Correlation Between Bassett Furniture and Hanover Insurance
Can any of the company-specific risk be diversified away by investing in both Bassett Furniture and Hanover Insurance at the same time? Although using a correlation coefficient on its own may not help to predict future stock returns, this module helps to understand the diversifiable risk of combining Bassett Furniture and Hanover Insurance into the same portfolio, which is an essential part of the fundamental portfolio management process.
By analyzing existing cross correlation between Bassett Furniture Industries and The Hanover Insurance, you can compare the effects of market volatilities on Bassett Furniture and Hanover Insurance and check how they will diversify away market risk if combined in the same portfolio for a given time horizon. You can also utilize pair trading strategies of matching a long position in Bassett Furniture with a short position of Hanover Insurance. Check out your portfolio center. Please also check ongoing floating volatility patterns of Bassett Furniture and Hanover Insurance.
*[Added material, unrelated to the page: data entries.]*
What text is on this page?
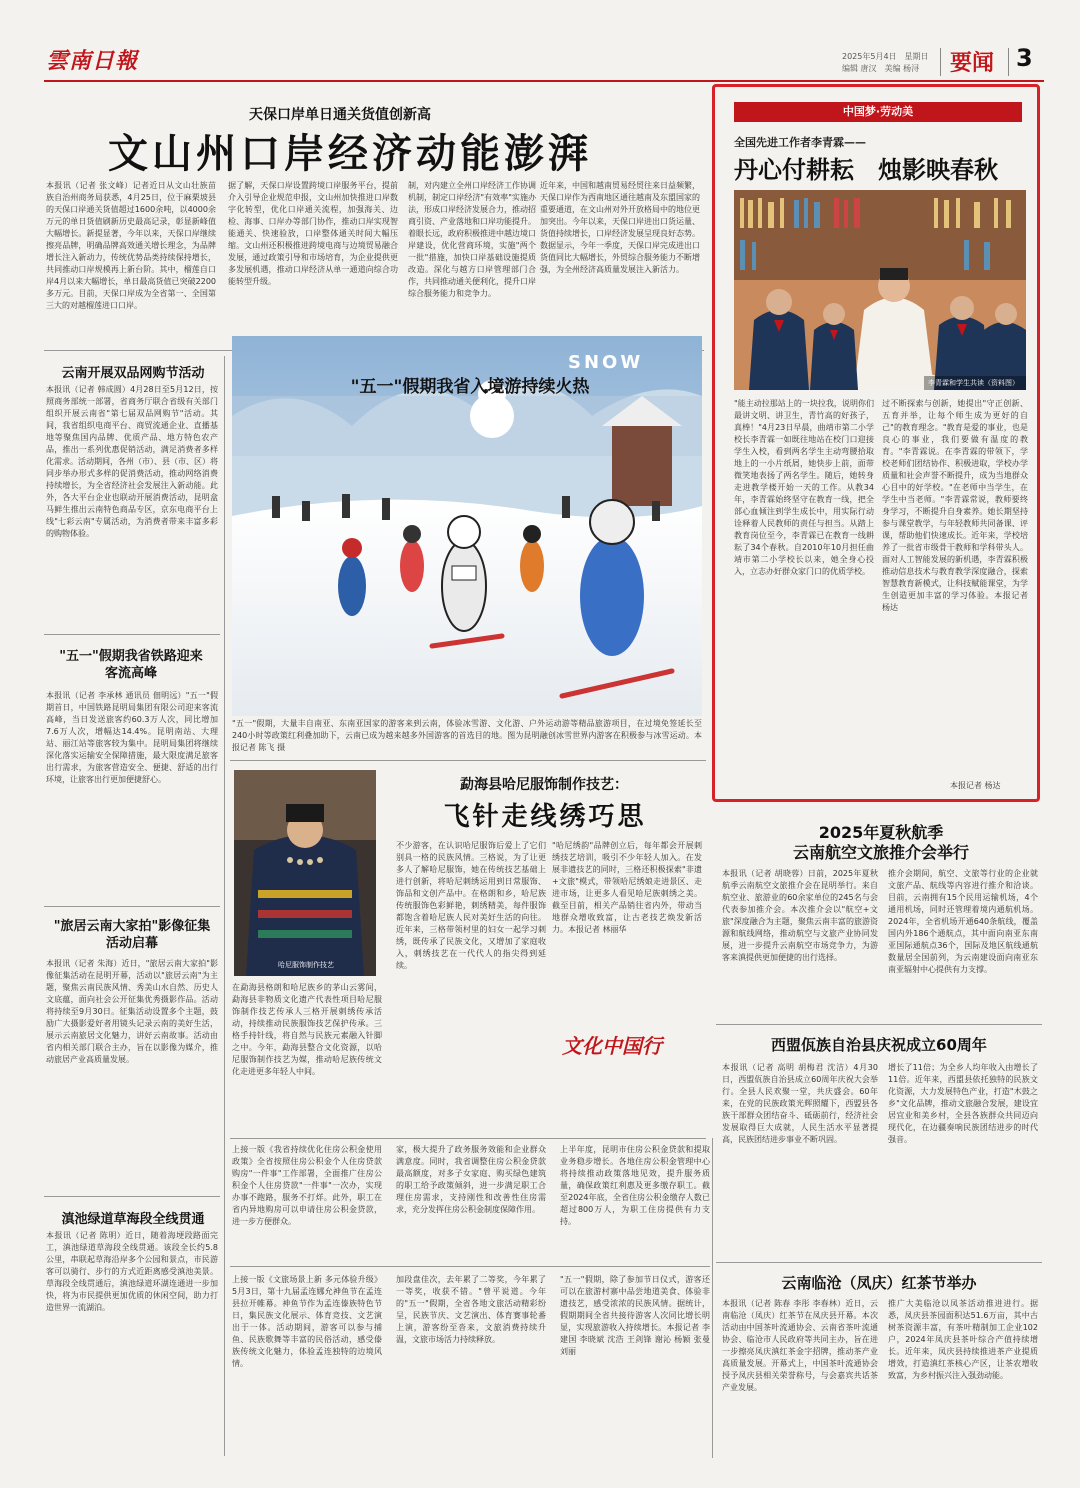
雲南日報	2025年5月4日　星期日
编辑 唐汉　美编 杨浔 要闻 3
天保口岸单日通关货值创新高
文山州口岸经济动能澎湃
本报讯（记者 张文峰）记者近日从文山壮族苗族自治州商务局获悉，4月25日，位于麻栗坡县的天保口岸通关货值超过1600余吨，以4000余万元的单日货值刷新历史最高记录，彰显新峰值大幅增长。新提显著，今年以来，天保口岸继续擦亮品牌，明确品牌高效通关增长理念，为品牌增长注入新动力，传统优势品类持续保持增长，共同推动口岸规模再上新台阶。其中，榴莲自口岸4月以来大幅增长，单日最高货值已突破2200多万元。目前，天保口岸成为全省第一、全国第三大的对越榴莲进口口岸。
据了解，天保口岸设置跨境口岸服务平台，提前介入引导企业规范申报，文山州加快推进口岸数字化转型，优化口岸通关流程，加强海关、边检、海事、口岸办等部门协作，推动口岸实现智能通关、快速验放，口岸整体通关时间大幅压缩。文山州还积极推进跨境电商与边境贸易融合发展，通过政策引导和市场培育，为企业提供更多发展机遇，推动口岸经济从单一通道向综合功能转型升级。
制，对内建立全州口岸经济工作协调机制，制定口岸经济"有效率"实施办法，形成口岸经济发展合力，推动招商引资、产业落地和口岸功能提升。着眼长远，政府积极推进中越边境口岸建设，优化营商环境，实施"两个一批"措施，加快口岸基础设施提质改造。深化与越方口岸管理部门合作，共同推动通关便利化，提升口岸综合服务能力和竞争力。
近年来，中国和越南贸易经贸往来日益频繁，天保口岸作为西南地区通往越南及东盟国家的重要通道，在文山州对外开放格局中的地位更加突出。今年以来，天保口岸进出口货运量、货值持续增长，口岸经济发展呈现良好态势。数据显示，今年一季度，天保口岸完成进出口货值同比大幅增长，外贸综合服务能力不断增强，为全州经济高质量发展注入新活力。
云南开展双品网购节活动
本报讯（记者 韩成圆）4月28日至5月12日，按照商务部统一部署，省商务厅联合省级有关部门组织开展云南省"第七届双品网购节"活动。其间，我省组织电商平台、商贸流通企业、直播基地等聚焦国内品牌、优质产品、地方特色农产品，推出一系列优惠促销活动，满足消费者多样化需求。活动期间，各州（市）、县（市、区）将同步举办形式多样的促消费活动，推动网络消费持续增长，为全省经济社会发展注入新动能。此外，各大平台企业也联动开展消费活动，昆明盒马鲜生推出云南特色商品专区，京东电商平台上线"七彩云南"专属活动，为消费者带来丰富多彩的购物体验。
"五一"假期我省铁路迎来客流高峰
本报讯（记者 李承林 通讯员 佃明远）"五一"假期首日，中国铁路昆明局集团有限公司迎来客流高峰，当日发送旅客约60.3万人次，同比增加7.6万人次，增幅达14.4%。昆明南站、大理站、丽江站等旅客较为集中。昆明局集团将继续深化落实运输安全保障措施，最大限度满足旅客出行需求，为旅客营造安全、便捷、舒适的出行环境，让旅客出行更加便捷舒心。
"旅居云南大家拍"影像征集活动启幕
本报讯（记者 朱海）近日，"旅居云南大家拍"影像征集活动在昆明开幕，活动以"旅居云南"为主题，聚焦云南民族风情、秀美山水自然、历史人文底蕴，面向社会公开征集优秀摄影作品。活动将持续至9月30日。征集活动设置多个主题，鼓励广大摄影爱好者用镜头记录云南的美好生活，展示云南旅居文化魅力，讲好云南故事。活动由省内相关部门联合主办，旨在以影像为媒介，推动旅居产业高质量发展。
滇池绿道草海段全线贯通
本报讯（记者 陈明）近日，随着海埂段路面完工，滇池绿道草海段全线贯通。该段全长约5.8公里，串联起草海沿岸多个公园和景点，市民游客可以骑行、步行的方式近距离感受滇池美景。草海段全线贯通后，滇池绿道环湖连通进一步加快，将为市民提供更加优质的休闲空间，助力打造世界一流湖泊。
"五一"假期我省入境游持续火热
SNOW
"五一"假期，大量丰自南亚、东南亚国家的游客来到云南，体验冰雪游、文化游、户外运动游等精品旅游项目，在过境免签延长至240小时等政策红利叠加助下，云南已成为越来越多外国游客的首选目的地。图为昆明融创冰雪世界内游客在积极参与冰雪运动。本报记者 陈飞 摄
哈尼服饰制作技艺
勐海县哈尼服饰制作技艺：
飞针走线绣巧思
在勐海县格朗和哈尼族乡的茅山云雾间，勐海县非物质文化遗产代表性项目哈尼服饰制作技艺传承人三格开展刺绣传承活动，持续推动民族服饰技艺保护传承。三格手持针线，将自然与民族元素融入针脚之中。今年，勐海县整合文化资源，以哈尼服饰制作技艺为媒，推动哈尼族传统文化走进更多年轻人中间。
不少游客，在认识哈尼服饰后爱上了它们别具一格的民族风情。三格说，为了让更多人了解哈尼服饰，她在传统技艺基础上进行创新，将哈尼刺绣运用到日常服饰、饰品和文创产品中。在格朗和乡，哈尼族传统服饰色彩鲜艳，刺绣精美，每件服饰都饱含着哈尼族人民对美好生活的向往。近年来，三格带领村里的妇女一起学习刺绣，既传承了民族文化，又增加了家庭收入，刺绣技艺在一代代人的指尖得到延续。
"哈尼绣韵"品牌创立后，每年都会开展刺绣技艺培训，吸引不少年轻人加入。在发展非遗技艺的同时，三格还积极探索"非遗+文旅"模式，带领哈尼绣娘走进景区、走进市场，让更多人看见哈尼族刺绣之美。截至目前，相关产品销往省内外，带动当地群众增收致富，让古老技艺焕发新活力。本报记者 林丽华
文化中国行
上接一版《我省持续优化住房公积金使用政策》全省按照住房公积金个人住房贷款购房"一件事"工作部署，全面推广住房公积金个人住房贷款"一件事"一次办，实现办事不跑路，服务不打烊。此外，职工在省内异地购房可以申请住房公积金贷款，进一步方便群众。
家，极大提升了政务服务效能和企业群众满意度。同时，我省调整住房公积金贷款最高额度，对多子女家庭、购买绿色建筑的职工给予政策倾斜，进一步满足职工合理住房需求，支持刚性和改善性住房需求，充分发挥住房公积金制度保障作用。
上半年度，昆明市住房公积金贷款和提取业务稳步增长。各地住房公积金管理中心将持续推动政策落地见效，提升服务质量，确保政策红利惠及更多缴存职工。截至2024年底，全省住房公积金缴存人数已超过800万人，为职工住房提供有力支持。
上接一版《文旅场景上新 多元体验升级》5月3日，第十九届孟连娜允神鱼节在孟连县拉开帷幕。神鱼节作为孟连傣族特色节日，集民族文化展示、体育竞技、文艺演出于一体。活动期间，游客可以参与捕鱼、民族歌舞等丰富的民俗活动，感受傣族传统文化魅力，体验孟连独特的边境风情。
加段盘佳次，去年累了二等奖，今年累了一等奖，收获不错。"曾平说道。今年的"五一"假期，全省各地文旅活动精彩纷呈，民族节庆、文艺演出、体育赛事轮番上演，游客纷至沓来，文旅消费持续升温，文旅市场活力持续释放。
"五一"假期，除了参加节日仪式，游客还可以在旅游村寨中品尝地道美食、体验非遗技艺，感受浓浓的民族风情。据统计，假期期间全省共接待游客人次同比增长明显，实现旅游收入持续增长。本报记者 李建国 李晓斌 沈浩 王剑锋 谢沁 杨颖 张曼 刘丽
中国梦·劳动美
全国先进工作者李青霖——
丹心付耕耘　烛影映春秋
李青霖和学生共读（资料图）
"能主动拉那站上的一块拉我，说明你们最讲文明、讲卫生，青竹高的好孩子，真棒！"4月23日早晨，曲靖市第二小学校长李青霖一如既往地站在校门口迎接学生入校，看到两名学生主动弯腰拾取地上的一小片纸屑，她快步上前，面带微笑地表扬了两名学生。随后，她转身走进教学楼开始一天的工作。从教34年，李青霖始终坚守在教育一线，把全部心血倾注到学生成长中，用实际行动诠释着人民教师的责任与担当。从踏上教育岗位至今，李青霖已在教育一线耕耘了34个春秋。自2010年10月担任曲靖市第二小学校长以来，她全身心投入，立志办好群众家门口的优质学校。
过不断探索与创新，她提出"守正创新、五育并举，让每个师生成为更好的自己"的教育理念。"教育是爱的事业，也是良心的事业，我们要做有温度的教育。"李青霖说。在李青霖的带领下，学校老师们团结协作、积极进取，学校办学质量和社会声誉不断提升，成为当地群众心目中的好学校。"在老师中当学生，在学生中当老师。"李青霖常说，教师要终身学习，不断提升自身素养。她长期坚持参与课堂教学，与年轻教师共同备课、评课，帮助他们快速成长。近年来，学校培养了一批省市级骨干教师和学科带头人。面对人工智能发展的新机遇，李青霖积极推动信息技术与教育教学深度融合，探索智慧教育新模式，让科技赋能课堂，为学生创造更加丰富的学习体验。本报记者 杨达
本报记者 杨达
2025年夏秋航季
云南航空文旅推介会举行
本报讯（记者 胡晓蓉）日前，2025年夏秋航季云南航空文旅推介会在昆明举行。来自航空业、旅游业的60余家单位的245名与会代表参加推介会。本次推介会以"航空+文旅"深度融合为主题，聚焦云南丰富的旅游资源和航线网络，推动航空与文旅产业协同发展，进一步提升云南航空市场竞争力，为游客来滇提供更加便捷的出行选择。
推介会期间，航空、文旅等行业的企业就文旅产品、航线等内容进行推介和洽谈。目前，云南拥有15个民用运输机场，4个通用机场，同时还管理着境内通航机场。2024年，全省机场开通640条航线，覆盖国内外186个通航点，其中面向南亚东南亚国际通航点36个，国际及地区航线通航数量居全国前列，为云南建设面向南亚东南亚辐射中心提供有力支撑。
西盟佤族自治县庆祝成立60周年
本报讯（记者 高明 胡梅君 沈洁）4月30日，西盟佤族自治县成立60周年庆祝大会举行。全县人民欢聚一堂，共庆盛会。60年来，在党的民族政策光辉照耀下，西盟县各族干部群众团结奋斗、砥砺前行，经济社会发展取得巨大成就，人民生活水平显著提高，民族团结进步事业不断巩固。
增长了11倍；为全乡人均年收入由增长了11倍。近年来，西盟县依托独特的民族文化资源，大力发展特色产业，打造"木鼓之乡"文化品牌，推动文旅融合发展，建设宜居宜业和美乡村，全县各族群众共同迈向现代化，在边疆奏响民族团结进步的时代强音。
云南临沧（凤庆）红茶节举办
本报讯（记者 陈春 李彤 李春林）近日，云南临沧（凤庆）红茶节在凤庆县开幕。本次活动由中国茶叶流通协会、云南省茶叶流通协会、临沧市人民政府等共同主办，旨在进一步擦亮凤庆滇红茶金字招牌，推动茶产业高质量发展。开幕式上，中国茶叶流通协会授予凤庆县相关荣誉称号，与会嘉宾共话茶产业发展。
推广大美临沧以凤茶活动推进进行。据悉，凤庆县茶园面积达51.6万亩，其中古树茶资源丰富，有茶叶精制加工企业102户，2024年凤庆县茶叶综合产值持续增长。近年来，凤庆县持续推进茶产业提质增效，打造滇红茶核心产区，让茶农增收致富，为乡村振兴注入强劲动能。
Diversification Opportunities for Bassett Furniture and Hanover Insurance
0.69 | Correlation Coefficient |
Poor diversification
The 3 months correlation between Bassett and Hanover is 0.69. Overlapping area represents the amount of risk that can be diversified away by holding Bassett Furniture Industries and The Hanover Insurance in the same portfolio, assuming nothing else is changed. The correlation between historical prices or returns on Hanover Insurance and Bassett Furniture is a relative statistical measure of the degree to which these equity instruments tend to move together. The correlation coefficient measures the extent to which returns on Bassett Furniture Industries are associated (or correlated) with Hanover Insurance. Values of the correlation coefficient range from -1 to +1, where. The correlation of zero (0) is possible when the price movement of Hanover Insurance has no effect on the direction of Bassett Furniture i.e., Bassett Furniture and Hanover Insurance go up and down completely randomly.
Pair Corralation between Bassett Furniture and Hanover Insurance
Given the investment horizon of 90 days Bassett Furniture Industries is expected to under-perform the Hanover Insurance. In addition to that, Bassett Furniture is 1.42 times more volatile than The Hanover Insurance. It trades about -0.01 of its total potential returns per unit of risk. The Hanover Insurance is currently generating about 0.06 per unit of volatility. If you would invest 14,796 in The Hanover Insurance on October 1, 2024 and sell it today you would earn a total of 637.00 from holding The Hanover Insurance or generate 4.31% return on investment over 90 days.
Time Period | 3 Months [change] |
Direction | Moves Together |
Strength | Significant |
Accuracy | 100.0% |
Values | Daily Returns |
Bassett Furniture Industries vs. The Hanover Insurance
Performance |
Timeline |
Bassett Furniture |
Hanover Insurance |
Bassett Furniture and Hanover Insurance Volatility Contrast
Predicted Return Density |
Returns |
Pair Trading with Bassett Furniture and Hanover Insurance
The main advantage of trading using opposite Bassett Furniture and Hanover Insurance positions is that it hedges away some unsystematic risk. Because of two separate transactions, even if Bassett Furniture position performs unexpectedly, Hanover Insurance can make up some of the losses. Pair trading also minimizes risk from directional movements in the market. For example, if an entire industry or sector drops because of unexpected headlines, the short position in Hanover Insurance will offset losses from the drop in Hanover Insurance's long position.Bassett Furniture vs. Hooker Furniture | Bassett Furniture vs. Flexsteel Industries | Bassett Furniture vs. Haverty Furniture Companies | Bassett Furniture vs. La Z Boy Incorporated |
Hanover Insurance vs. RLI Corp | Hanover Insurance vs. NI Holdings | Hanover Insurance vs. White Mountains Insurance | Hanover Insurance vs. Chubb |
Check out your portfolio center.Note that this page's information should be used as a complementary analysis to find the right mix of equity instruments to add to your existing portfolios or create a brand new portfolio. You can also try the Portfolio Volatility module to check portfolio volatility and analyze historical return density to properly model market risk.